Gar erschüttert vom Scheitern der Sondierungsgespräche zeigt sich der Wangener Stadtrat Vittorio Lazaridis (Grüne). „Ich hatte mit der Aufnahme der Koalitionsverhandlungen gerechnet. Jetzt wird‘s schwierig.“ An Neuwahlen glaubt er angesichts des schwierigen parlamentarischen Wegs nicht. „Das Parlament müsste sich verbiegen. Wir sind in einer Sackgasse, die Ratlosigkeit ist groß. Ich denke aber, es wird sich noch eine andere Konstellation ergeben.“

Darauf setzt auch Hans Eisele (CDU). „Vielleicht denken die Politiker noch einmal in aller Ruhe und ohne Druck nach“, hofft der Hedelfinger Lokalpolitiker. Nicht hilfreich seien die Störfeuer einzelner Politiker gewesen. Aber auch von der Reaktion der SPD zeigt sich Eisele enttäuscht. „Bei Neuwahlen geht es in die falsche Richtung.“ Die Wahlmüdigkeit und Parteienverdrossenheit würde steigen.

„Davon würde nur die AfD profitieren“, ist der Untertürkheimer FDP-Politiker Michael Marquardt überzeugt. Daher glaubt er nicht an Neuwahlen. Mit der schmerzlichen Entscheidung seiner Partei hat er indes gerechnet: „Es wurden zu wenige Punkte aus dem FDP-Parteiprogramm umgesetzt und die Grünen sowie die FDP sind eben eine Programmpartei, die ihre den Wählern versprochenen Ziele nicht einfach über Bord werfen können.“ Marquardt kann sich vielmehr eine schwarz-grüne Minderheitenregierung vorstellen.

Generell seien die vier Parteien einfach zu unterschiedlich. „Eine Jamaika-Koalition hätte nicht lange Bestand gehabt“, ist Eberhard Schweizer (Grüne) nicht enttäuscht. Die vielen Kompromisse seiner Partei, hätten die Mitglieder auf der am Wochenende angesetzten Versammlung vermutlich nicht mitgetragen und so die Koalitionsverhandlungen platzen lassen. Peter Mielert, Sprecher der grünen Bezirksbeiratsfraktion in Bad Cannstatt ist enttäuscht, dass es nicht zu einer Einigung gekommen ist. „Ich frage mich, was die FDP reitet.“ Sie sei ziemlich arrogant und überheblich gegenüber den Sorgen, die die Menschen täglich umtreiben.“ Man solle eine Minderheitsregierung wagen.
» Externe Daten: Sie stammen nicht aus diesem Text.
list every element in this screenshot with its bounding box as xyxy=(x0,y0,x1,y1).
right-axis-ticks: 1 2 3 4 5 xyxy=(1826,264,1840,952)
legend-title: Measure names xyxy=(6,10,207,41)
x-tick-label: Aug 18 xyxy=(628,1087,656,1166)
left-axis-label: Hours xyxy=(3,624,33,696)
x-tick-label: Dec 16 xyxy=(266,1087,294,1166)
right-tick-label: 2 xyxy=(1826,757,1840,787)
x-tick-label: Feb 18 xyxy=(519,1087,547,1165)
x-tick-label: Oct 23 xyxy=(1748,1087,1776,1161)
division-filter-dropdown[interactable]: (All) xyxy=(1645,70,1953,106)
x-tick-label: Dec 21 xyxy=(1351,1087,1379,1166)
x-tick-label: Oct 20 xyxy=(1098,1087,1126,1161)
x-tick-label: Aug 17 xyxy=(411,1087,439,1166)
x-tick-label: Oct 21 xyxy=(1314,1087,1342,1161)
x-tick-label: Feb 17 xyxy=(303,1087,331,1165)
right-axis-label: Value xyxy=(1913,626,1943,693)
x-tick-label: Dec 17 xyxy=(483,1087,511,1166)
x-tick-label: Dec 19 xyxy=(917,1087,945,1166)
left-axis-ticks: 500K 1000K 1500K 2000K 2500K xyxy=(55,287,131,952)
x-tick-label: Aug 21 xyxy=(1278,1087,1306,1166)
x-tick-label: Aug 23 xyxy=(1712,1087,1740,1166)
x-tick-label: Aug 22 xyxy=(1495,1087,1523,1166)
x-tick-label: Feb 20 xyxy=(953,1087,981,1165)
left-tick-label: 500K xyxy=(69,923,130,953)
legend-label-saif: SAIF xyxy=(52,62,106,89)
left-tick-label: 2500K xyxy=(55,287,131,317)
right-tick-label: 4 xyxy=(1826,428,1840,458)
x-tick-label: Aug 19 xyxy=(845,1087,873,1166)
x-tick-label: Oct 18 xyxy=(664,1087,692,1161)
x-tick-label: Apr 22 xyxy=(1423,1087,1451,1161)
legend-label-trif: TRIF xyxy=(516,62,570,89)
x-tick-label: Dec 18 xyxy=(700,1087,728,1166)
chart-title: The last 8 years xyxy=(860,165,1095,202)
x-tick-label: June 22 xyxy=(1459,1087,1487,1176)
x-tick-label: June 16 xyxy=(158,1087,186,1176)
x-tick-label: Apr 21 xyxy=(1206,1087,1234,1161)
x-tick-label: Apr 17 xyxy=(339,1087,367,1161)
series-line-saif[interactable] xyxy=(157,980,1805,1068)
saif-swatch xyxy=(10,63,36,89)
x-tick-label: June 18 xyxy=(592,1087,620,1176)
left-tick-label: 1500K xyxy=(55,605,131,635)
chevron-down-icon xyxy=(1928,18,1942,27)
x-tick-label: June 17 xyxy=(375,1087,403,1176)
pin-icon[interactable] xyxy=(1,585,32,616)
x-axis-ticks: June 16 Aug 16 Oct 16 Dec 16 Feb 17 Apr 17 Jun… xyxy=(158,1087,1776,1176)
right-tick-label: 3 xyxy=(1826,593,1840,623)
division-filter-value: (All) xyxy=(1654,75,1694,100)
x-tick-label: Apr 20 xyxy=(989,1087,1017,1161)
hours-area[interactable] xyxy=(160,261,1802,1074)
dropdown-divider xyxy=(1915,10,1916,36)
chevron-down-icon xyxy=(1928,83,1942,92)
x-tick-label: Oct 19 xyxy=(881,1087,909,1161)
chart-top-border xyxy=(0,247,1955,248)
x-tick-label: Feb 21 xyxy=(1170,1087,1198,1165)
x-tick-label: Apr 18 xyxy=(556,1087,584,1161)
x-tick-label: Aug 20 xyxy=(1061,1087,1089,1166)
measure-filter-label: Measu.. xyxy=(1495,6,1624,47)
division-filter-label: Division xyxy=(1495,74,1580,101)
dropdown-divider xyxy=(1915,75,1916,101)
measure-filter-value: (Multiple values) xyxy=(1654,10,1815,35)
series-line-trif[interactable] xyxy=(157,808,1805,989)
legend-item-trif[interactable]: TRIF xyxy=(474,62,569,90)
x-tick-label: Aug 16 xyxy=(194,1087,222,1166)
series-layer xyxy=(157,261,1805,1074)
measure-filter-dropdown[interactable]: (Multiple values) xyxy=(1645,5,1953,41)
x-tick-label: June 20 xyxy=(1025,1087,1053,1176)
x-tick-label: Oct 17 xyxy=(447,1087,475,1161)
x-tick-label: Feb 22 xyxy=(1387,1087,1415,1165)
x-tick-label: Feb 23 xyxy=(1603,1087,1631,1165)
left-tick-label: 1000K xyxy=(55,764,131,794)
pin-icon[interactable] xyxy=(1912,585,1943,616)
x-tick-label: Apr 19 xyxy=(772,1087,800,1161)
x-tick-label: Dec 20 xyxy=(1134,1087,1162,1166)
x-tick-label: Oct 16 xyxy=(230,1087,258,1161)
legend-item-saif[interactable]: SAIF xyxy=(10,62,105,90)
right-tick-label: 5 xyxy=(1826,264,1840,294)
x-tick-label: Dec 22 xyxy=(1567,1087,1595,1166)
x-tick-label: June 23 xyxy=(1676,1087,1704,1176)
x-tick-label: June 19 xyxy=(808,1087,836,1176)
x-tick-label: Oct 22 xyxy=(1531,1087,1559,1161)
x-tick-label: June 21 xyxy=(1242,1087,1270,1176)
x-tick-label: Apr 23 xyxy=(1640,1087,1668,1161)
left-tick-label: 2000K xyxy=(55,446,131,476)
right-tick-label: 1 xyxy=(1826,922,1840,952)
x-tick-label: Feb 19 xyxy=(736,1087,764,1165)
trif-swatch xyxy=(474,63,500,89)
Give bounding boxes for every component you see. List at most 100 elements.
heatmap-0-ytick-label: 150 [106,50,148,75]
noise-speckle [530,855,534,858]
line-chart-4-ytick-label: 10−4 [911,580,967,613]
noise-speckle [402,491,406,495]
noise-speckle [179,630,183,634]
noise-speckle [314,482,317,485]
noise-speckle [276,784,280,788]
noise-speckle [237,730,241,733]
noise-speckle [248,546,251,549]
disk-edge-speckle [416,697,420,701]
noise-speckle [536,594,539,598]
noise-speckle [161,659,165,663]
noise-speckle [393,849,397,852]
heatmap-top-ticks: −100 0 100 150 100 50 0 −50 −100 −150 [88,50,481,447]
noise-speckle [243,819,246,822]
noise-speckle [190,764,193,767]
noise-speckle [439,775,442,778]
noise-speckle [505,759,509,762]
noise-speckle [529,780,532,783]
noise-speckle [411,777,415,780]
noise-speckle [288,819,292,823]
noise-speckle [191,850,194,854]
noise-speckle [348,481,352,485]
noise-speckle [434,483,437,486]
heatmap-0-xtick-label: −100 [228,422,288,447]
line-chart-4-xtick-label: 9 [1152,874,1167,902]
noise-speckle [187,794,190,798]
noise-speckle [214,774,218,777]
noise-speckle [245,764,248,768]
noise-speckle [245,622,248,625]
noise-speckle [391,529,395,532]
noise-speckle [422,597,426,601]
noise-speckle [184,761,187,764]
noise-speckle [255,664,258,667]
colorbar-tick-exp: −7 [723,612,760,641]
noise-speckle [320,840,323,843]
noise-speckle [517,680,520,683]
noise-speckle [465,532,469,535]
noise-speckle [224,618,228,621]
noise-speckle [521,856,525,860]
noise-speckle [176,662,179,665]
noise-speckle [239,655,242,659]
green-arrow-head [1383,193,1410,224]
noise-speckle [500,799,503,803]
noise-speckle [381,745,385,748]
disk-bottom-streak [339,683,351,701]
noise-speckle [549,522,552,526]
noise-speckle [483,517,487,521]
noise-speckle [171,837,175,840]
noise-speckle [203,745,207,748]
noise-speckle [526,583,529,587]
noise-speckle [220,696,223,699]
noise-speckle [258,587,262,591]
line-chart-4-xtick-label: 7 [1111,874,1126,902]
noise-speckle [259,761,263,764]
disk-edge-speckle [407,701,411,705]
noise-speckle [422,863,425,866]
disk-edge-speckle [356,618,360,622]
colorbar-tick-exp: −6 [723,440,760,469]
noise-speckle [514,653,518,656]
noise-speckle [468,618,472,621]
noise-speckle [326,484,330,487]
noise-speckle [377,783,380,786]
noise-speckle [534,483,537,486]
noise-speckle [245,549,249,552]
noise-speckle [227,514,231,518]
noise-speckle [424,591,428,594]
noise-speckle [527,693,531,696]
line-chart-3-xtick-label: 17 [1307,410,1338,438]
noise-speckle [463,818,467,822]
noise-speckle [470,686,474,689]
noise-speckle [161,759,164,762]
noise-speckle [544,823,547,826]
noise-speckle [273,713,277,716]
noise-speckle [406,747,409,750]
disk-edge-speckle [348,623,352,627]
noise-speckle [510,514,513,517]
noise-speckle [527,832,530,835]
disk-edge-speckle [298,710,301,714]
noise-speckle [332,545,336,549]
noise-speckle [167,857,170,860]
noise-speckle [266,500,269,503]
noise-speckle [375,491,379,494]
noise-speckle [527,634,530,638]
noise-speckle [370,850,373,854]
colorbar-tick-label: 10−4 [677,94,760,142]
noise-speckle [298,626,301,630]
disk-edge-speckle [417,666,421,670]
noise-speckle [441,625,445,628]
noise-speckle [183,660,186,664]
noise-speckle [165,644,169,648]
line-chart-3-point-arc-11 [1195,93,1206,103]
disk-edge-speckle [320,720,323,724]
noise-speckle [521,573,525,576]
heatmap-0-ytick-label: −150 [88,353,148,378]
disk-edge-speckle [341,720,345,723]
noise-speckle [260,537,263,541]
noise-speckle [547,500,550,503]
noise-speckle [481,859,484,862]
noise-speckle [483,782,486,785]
Enttäuschung macht sich auch bei der CDU breit. „Es ist schade, dass es so ausgegangen ist“, sagt die Cannstatter Stadträtin Beate Bulle-Schmid. Aber sie hat schon vermutet, dass dies nicht zusammenpasst. „Es war ja auch nicht der Wählerauftrag.“ Sie weiß nicht, ob Neuwahlen was bringen. „Da wird wohl nicht groß anderes dabei rauskommen.“ Die SPD solle sich bewegen. „Es geht um die beste Lösung für unser Land.“ René Hildebrandt, Sprecher der CDU im Bezirksbeirat Münster, versteht nicht, dass es so lange gedauert hat. „Da wurde vier Wochen lang rumgemacht und dann ist einfach Schluss.“ Ob dies nun gut oder schlecht sei, vermag er nicht zu beurteilen. „Ich kenne die Inhalte der Gespräche nicht.“ Neuwahlen wären nicht gut für Deutschland und Europa.

Armin Serwani, der Kreisvorsitzende der FDP Stuttgart, war total überrascht. „Ich habe am Samstag noch mit dem parlamentarischen Geschäftsführer gesprochen, bevor dieser nach Berlin gereist ist. Er war sehr optimistisch.“ Aber für Serwani ist klar, dass sich die FDP nicht noch mehr verbiegen müsse. „Auch wir haben wie die Grünen Zugeständnisse gemacht.“ Dennoch habe es mehr 100 strittige Punkte gegeben. „Es war kein Vertrauen mehr da.“ Die FDP sei eben jetzt der Buhmann.